The potential of Digital fabrication in Architecture is increasingly grabbing headlines for a while now. Architects and universities all around the world are discussing projects and experiments to garner the full benefits of technology for architecture practice. Therefore, it is only right to understand today the impact technology has had so far on this profession. Covering the different processes within the field and the projects, this article discusses the architectural potential of digital fabrication.

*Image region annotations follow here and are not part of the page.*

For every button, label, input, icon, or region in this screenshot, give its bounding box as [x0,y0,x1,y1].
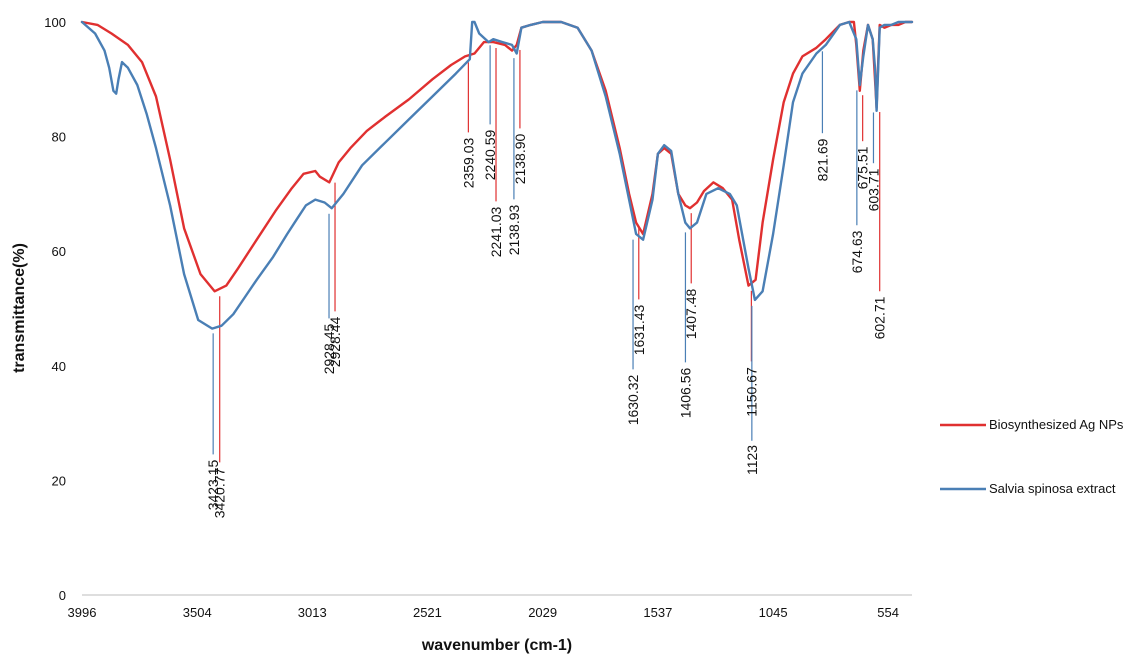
y-tick-label: 20 [52,473,66,488]
peak-annotation-label: 2928.44 [327,316,343,367]
peak-annotation-label: 1150.67 [743,367,759,417]
peak-annotation-label: 821.69 [814,138,830,181]
peak-annotation-label: 1630.32 [625,374,641,425]
peak-annotation-label: 2240.59 [482,129,498,180]
peak-annotation-label: 675.51 [855,146,871,189]
peak-annotation-label: 2138.90 [512,133,528,184]
x-tick-label: 2029 [528,605,557,620]
legend-label: Biosynthesized Ag NPs [989,417,1124,432]
y-tick-label: 40 [52,359,66,374]
peak-annotation-label: 1406.56 [677,367,693,418]
y-tick-label: 100 [44,15,66,30]
annotation-leader-lines [212,45,881,463]
y-tick-label: 60 [52,244,66,259]
x-tick-labels: 3996 3504 3013 2521 2029 1537 1045 554 [68,605,899,620]
x-tick-label: 554 [877,605,899,620]
x-tick-label: 1537 [643,605,672,620]
x-tick-label: 1045 [759,605,788,620]
x-axis-title: wavenumber (cm-1) [421,637,572,654]
peak-annotation-label: 2928.45 [321,323,337,374]
peak-annotation-label: 1407.48 [683,288,699,339]
peak-annotation-label: 2359.03 [460,137,476,188]
x-tick-label: 2521 [413,605,442,620]
peak-annotation-label: 674.63 [849,230,865,273]
legend: Biosynthesized Ag NPs Salvia spinosa extr… [940,417,1124,496]
y-tick-label: 0 [59,588,66,603]
x-tick-label: 3013 [298,605,327,620]
series-line-salvia-extract [80,20,914,330]
legend-label: Salvia spinosa extract [989,481,1116,496]
y-axis-title: transmittance(%) [11,243,28,373]
x-tick-label: 3996 [68,605,97,620]
peak-annotation-label: 3423.15 [205,459,221,510]
y-tick-label: 80 [52,130,66,145]
series-lines [80,20,914,330]
peak-annotation-label: 602.71 [872,296,888,339]
x-tick-label: 3504 [183,605,212,620]
y-tick-labels: 0 20 40 60 80 100 [44,15,66,603]
peak-annotation-label: 3420.77 [212,467,228,518]
peak-annotation-label: 1631.43 [631,304,647,355]
peak-annotation-label: 2241.03 [488,206,504,257]
peak-annotation-label: 2138.93 [506,204,522,255]
peak-annotation-label: 1123 [744,445,760,475]
peak-annotation-label: 603.71 [866,168,882,211]
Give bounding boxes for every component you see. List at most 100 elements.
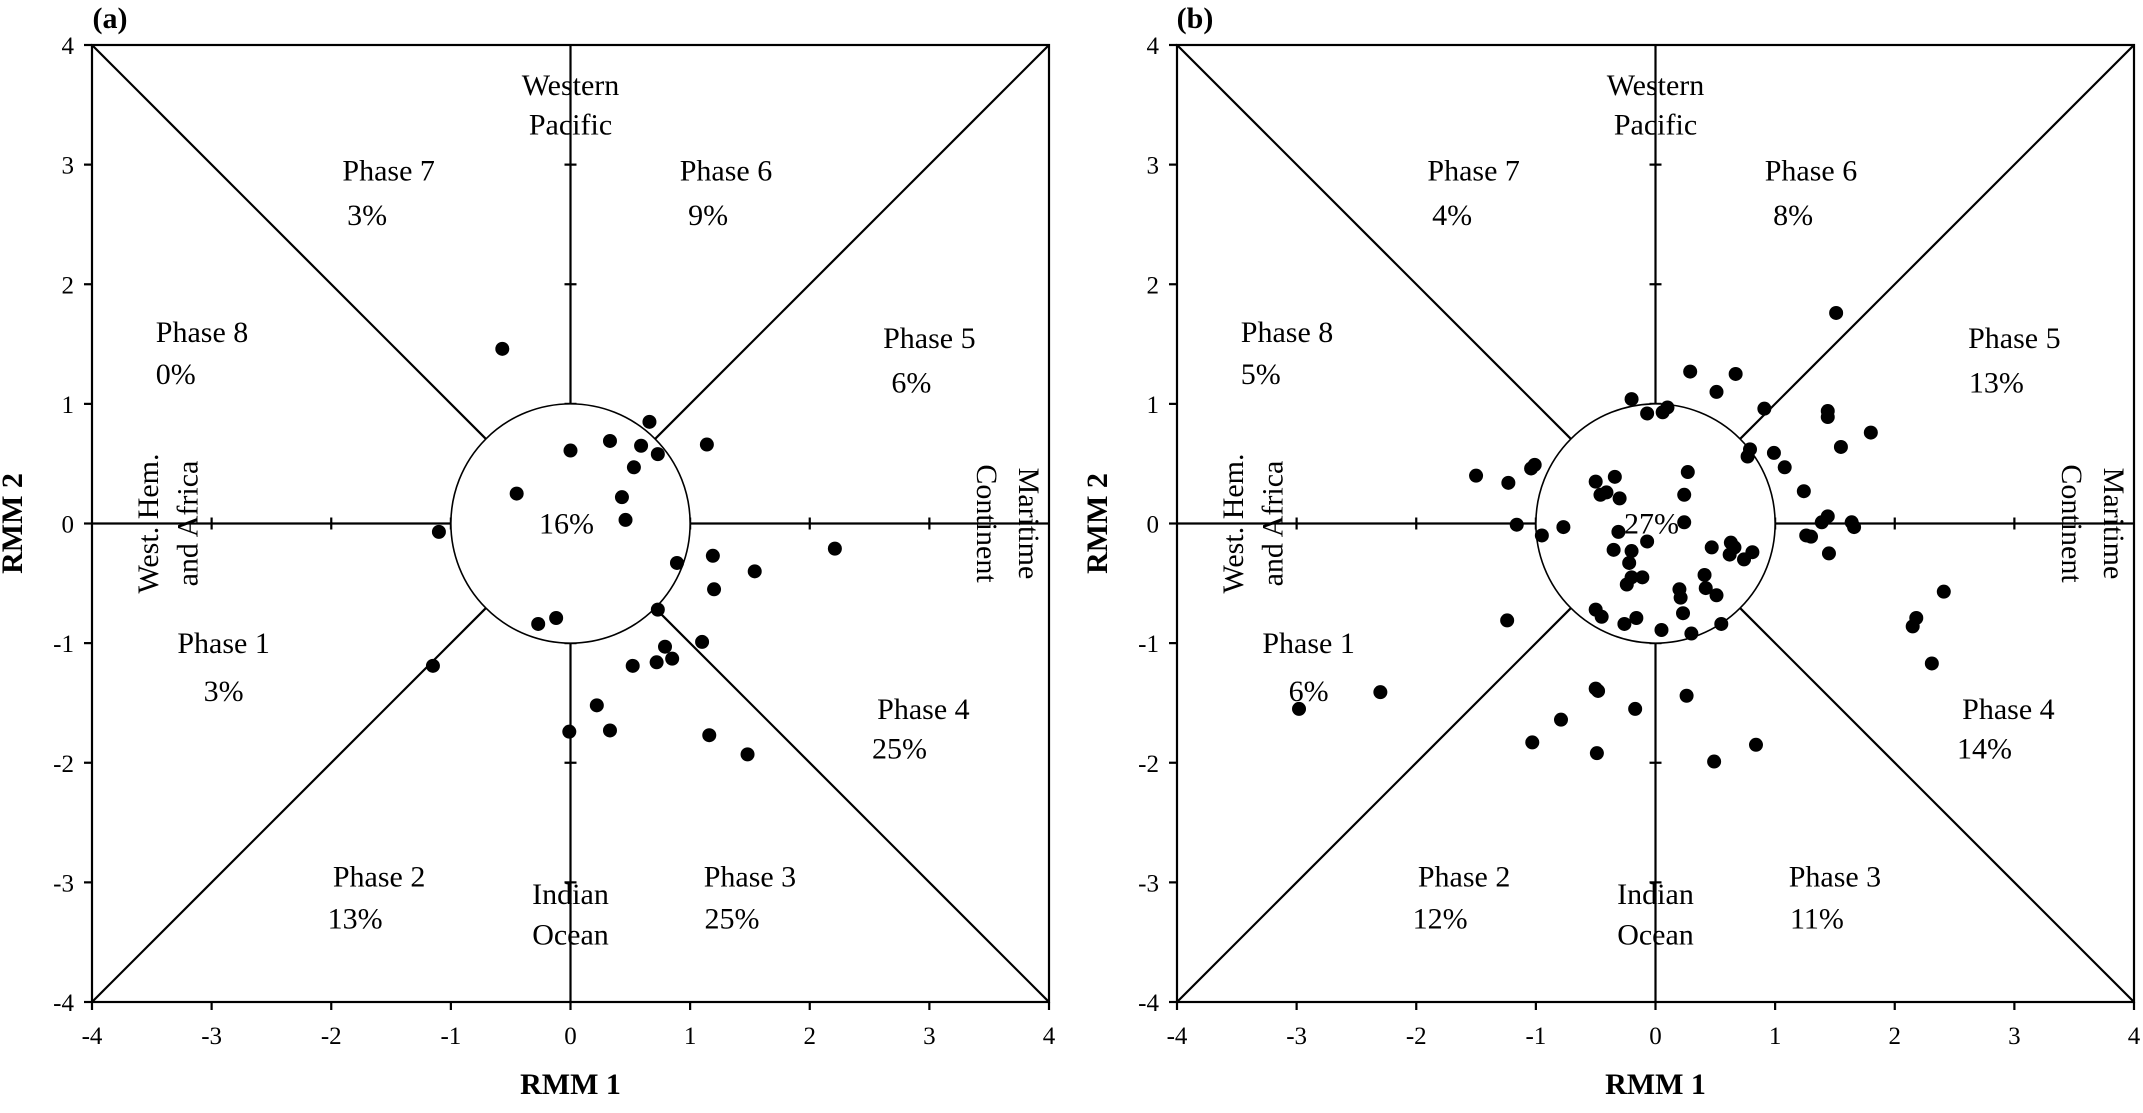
y-tick-label: 3 [1147,153,1160,180]
y-tick-label: -3 [1138,870,1159,897]
phase-3-percent: 25% [704,902,759,935]
phase-divider-diagonal [654,44,1050,440]
data-point [665,651,680,666]
region-western-pacific-line2: Pacific [529,109,612,142]
region-maritime-continent-line1: Maritime [2097,468,2130,580]
y-tick-label: -3 [53,870,74,897]
region-maritime-continent-line2: Continent [970,464,1003,583]
phase-8-percent: 5% [1241,358,1281,391]
data-point [1924,656,1939,671]
phase-2-percent: 13% [328,902,383,935]
phase-5-percent: 13% [1969,366,2024,399]
data-point [563,443,578,458]
region-west-hem-africa-line2: and Africa [1256,461,1289,587]
center-percent: 16% [539,508,594,541]
phase-1-percent: 3% [204,675,244,708]
data-point [1684,626,1699,641]
x-tick-label: 3 [2008,1023,2021,1050]
phase-7-label: Phase 7 [342,155,435,188]
data-point [425,658,440,673]
y-tick-label: 2 [62,272,75,299]
data-point [1611,524,1626,539]
data-point [740,747,755,762]
data-point [649,655,664,670]
data-point [509,486,524,501]
y-tick-label: 4 [1147,33,1160,60]
y-tick-label: 0 [1147,512,1160,539]
phase-5-percent: 6% [891,366,931,399]
data-point [669,555,684,570]
phase-3-label: Phase 3 [704,860,797,893]
data-point [1679,688,1694,703]
x-tick-label: -4 [1167,1023,1188,1050]
data-point [707,582,722,597]
data-point [1683,364,1698,379]
phase-4-percent: 14% [1957,732,2012,765]
panel-label: (b) [1177,2,1214,35]
region-western-pacific-line1: Western [522,69,620,102]
data-point [431,524,446,539]
data-point [1534,528,1549,543]
y-tick-label: 3 [62,153,75,180]
data-point [1799,528,1814,543]
x-tick-label: 1 [684,1023,697,1050]
data-point [1707,754,1722,769]
data-point [1698,581,1713,596]
data-point [1628,701,1643,716]
phase-8-percent: 0% [156,358,196,391]
data-point [827,541,842,556]
data-point [1709,384,1724,399]
data-point [1553,712,1568,727]
data-point [1591,683,1606,698]
data-point [1640,406,1655,421]
y-tick-label: 1 [62,392,75,419]
data-point [1829,305,1844,320]
data-point [1847,520,1862,535]
data-point [1635,570,1650,585]
x-tick-label: 0 [1649,1023,1662,1050]
y-tick-label: 0 [62,512,75,539]
x-tick-label: 4 [2128,1023,2141,1050]
y-tick-label: 2 [1147,272,1160,299]
y-tick-label: -4 [1138,990,1159,1017]
data-point [1524,461,1539,476]
data-point [1676,606,1691,621]
data-point [1593,487,1608,502]
data-point [1677,515,1692,530]
data-point [495,341,510,356]
phase-7-percent: 3% [347,199,387,232]
data-point [602,723,617,738]
data-point [531,616,546,631]
data-point [1612,491,1627,506]
region-indian-ocean-line2: Ocean [532,919,609,952]
data-point [602,433,617,448]
data-point [1660,400,1675,415]
x-tick-label: 3 [923,1023,936,1050]
phase-6-percent: 8% [1773,199,1813,232]
unit-circle [1535,403,1776,644]
phase-8-label: Phase 8 [156,316,249,349]
data-point [1501,475,1516,490]
data-point [1714,616,1729,631]
phase-3-label: Phase 3 [1789,860,1882,893]
data-point [1624,570,1639,585]
phase-8-label: Phase 8 [1241,316,1334,349]
phase-divider-diagonal [1739,607,2135,1003]
data-point [1640,534,1655,549]
data-point [589,698,604,713]
data-point [1821,546,1836,561]
data-point [1607,469,1622,484]
data-point [1722,547,1737,562]
y-axis-title: RMM 2 [1081,473,1114,574]
region-western-pacific-line2: Pacific [1614,109,1697,142]
data-point [625,658,640,673]
data-point [650,602,665,617]
data-point [747,564,762,579]
x-tick-label: 1 [1769,1023,1782,1050]
data-point [626,460,641,475]
phase-1-label: Phase 1 [1262,627,1355,660]
data-point [705,548,720,563]
data-point [658,639,673,654]
data-point [614,490,629,505]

Types of Digital Fabrication
The term digital fabrication can be used for any manufacturing process that is controlled by a computer. With all the advancements in technology, things are changing rapidly to suit the needs of the architect. However, digital fabrication mainly revolves around one or more of three methods: Additive manufacturing, subtractive manufacturing and robotic manipulation.
1. Additive Manufacturing
Additive manufacturing or material layering is another name for 3D printing. Right from its invention in 1983, the technology found applications in various fields. 3D printing involves a process known as Stereolithography (SLA), a process in which a laser is beamed into a mass of photopolymer that is turned into plastic. However, Additive manufacturing is no longer limited to plastic. Materials like metals, glass, clay, nanocomposites and even human tissue can be used!
Layered architecture is making headlines throughout the world now and is a good application of digital fabrication for architects.
2. Subtractive Manufacturing
Subtractive manufacturing deals with carving objects out of solid blocks mainly by CNC milling. With recent digital advancements, equipping CNC milling with robotic arms further enhanced its capabilities, resulting in better precision and efficiency. The conventional modelling techniques like Laser-cutting and hot wire, are also a part of subtractive manufacturing.
3. Robotic Manipulation
Robots find applications in architecture for a wide range of processes like folding and weaving. Robotics has opened doors to endless possibilities by creating highly customizable machines. For example, recently, MIT grabbed headlines for its Fiberbots project, a robotic manufacturing process for digital fabrication of large scale objects and structural elements using weaving and free-form printing.
Technology is increasingly showing its full potential for a profession like architecture. With 3D printed houses and steel bridges being built already, one can only wonder the extent of applications of technology in today’s world. Here are some real-life architectural applications of digital fabrication :
Automating Construction Processes
With projects like SAM (the semi-automated mason), a robot capable of laying bricks three times the speed of a human, already being built for large scale construction processes, digital fabrication is quickly changing the ways of construction.
ETH Zurich’s automated construction of timber-framed structures is one small example of what technology can achieve in years to come. With every part of the process like cutting, drilling and assembly being automated, we get to experience a more efficient and streamlined construction.
Innovative Building Materials
Developing improved building materials is another application of digital fabrication. One example is Neri Oxman’s and MIT’s research project called Aquahoja. Employing biodegradable and environmentally friendly materials like chitosan, pectin, cellulose and water, Aquahoja opens doors to a more sustainable world.
With active research going on all around the world, we are yet to reach the full potential of digital fabrication. Organisations like MIT’s Mediated Matter Group are actively involved in building improved materials.
Optimizing form and Material Usage
As shown by the Smart Slab developed by ETH Zurich, digital fabrication allows an efficient, high precision design and fabrication process. The concrete slab made up of a 3D printed framework is designed for minimal use of material necessary for load-bearing.
Digital fabrication in architecture is opening doors to improved aesthetics and impeccable designing. Allowing intricate patterns with degrees of geometric complexity, digital manufacturing makes things dramatically easier with little or no impact on costs. Greg Lynn is one of the pioneers in making use of digital fabrication by using the carving machine to create aesthetically pleasing designs.
The Concrete Choreography project, developed at the ETH Zurich further exemplifies the versatility and potential of digital fabrication in architecture, making use of different ornamentation and textures.
Digital fabrication and Open-Source Design
With the spread of digital fabrication technologies, the open-source design is increasingly making headlines. An open-source spherical garden from Space 10 called the Growroom, became popular for its easily replicable design. Other platforms like WikiHouse are also taking advantage of digital fabrication in the present scenario.
Digital fabrication is still in its infancy within the architecture practice. However, it has captured the imagination of architects and academia, therefore it might not be long before this body of work reaches a critical mass, thus penetrating main-stream design workflow. The advent of digital fabrication within the architectural field adds up to the profound changes that call for a reinvention of the profession.
Technology has impacted almost every field today. With research going on around the world, our understanding of technologies like digital fabrication is only beginning to evolve. Digital fabrication in this day and age is increasingly becoming popular for extensive applications in the architecture practice.